Polish Prime Minister Donald Tusk in recent days unilaterally suspended the right to asylum for migrants crossing into Poland from neighboring Belarus. Tusk said the move is temporary, meant to stop Russia from directing flows of migrants towards Poland in an effort to destabilize the country. In recent years, Poland and Belarus have nearly come to blows over the issue.
The decision, which has raised concerns among human rights groups, comes just before a major EU summit focused in part on crafting a coherent migration policy that balances the bloc’s supranational human rights laws with national-level concerns about rapid immigration from the Global South. In recent weeks, Germany, the bloc’s largest economy, imposed fresh border checks of its own.
Note: Tusk is no ultra-nationalist. A centrist former European Council president, Tusk was elected last year on a wave of discontent with the long-ruling, far-right Law and Justice party. But in Poland – as elsewhere in the decade since a wave of refugees from the Syrian civil war arrived – calls for tighter immigration policy have moved from the right-wing fringe to the mainstream discourse.
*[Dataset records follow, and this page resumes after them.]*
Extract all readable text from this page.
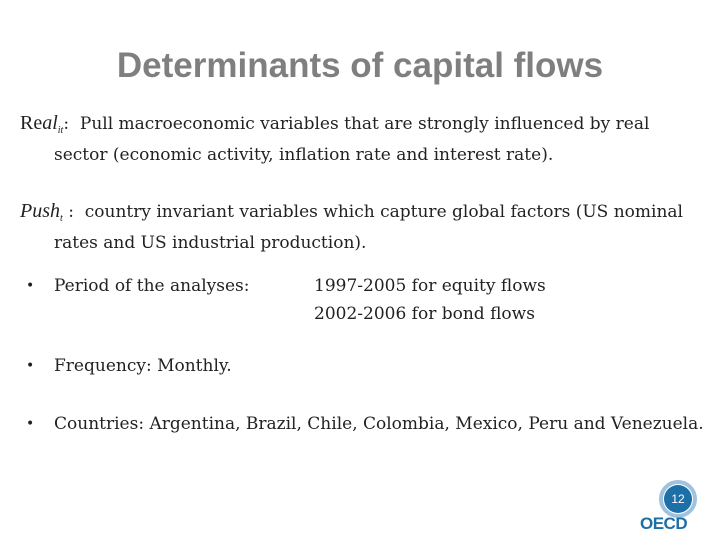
Determinants of capital flows
Real$_{it}$: Pull macroeconomic variables that are strongly influenced by real
sector (economic activity, inflation rate and interest rate).
Push$_t$ : country invariant variables which capture global factors (US nominal
rates and US industrial production).
•	Period of the analyses:	1997-2005 for equity flows
2002-2006 for bond flows
•	Frequency: Monthly.
•	Countries: Argentina, Brazil, Chile, Colombia, Mexico, Peru and Venezuela.
12
OECD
All of this as the numbers are actually falling. Illegal crossings detected byEU border authorities fell 42% in the first nine months of 2024, compared to the same period last year, authorities say. Migrant voyages via the Mediterranean fell drastically, but they in fact rose along eastern routes into the Czech Republic and Poland.
Looking ahead: EU leaders will meet to discuss the issue on Wednesday and Thursday.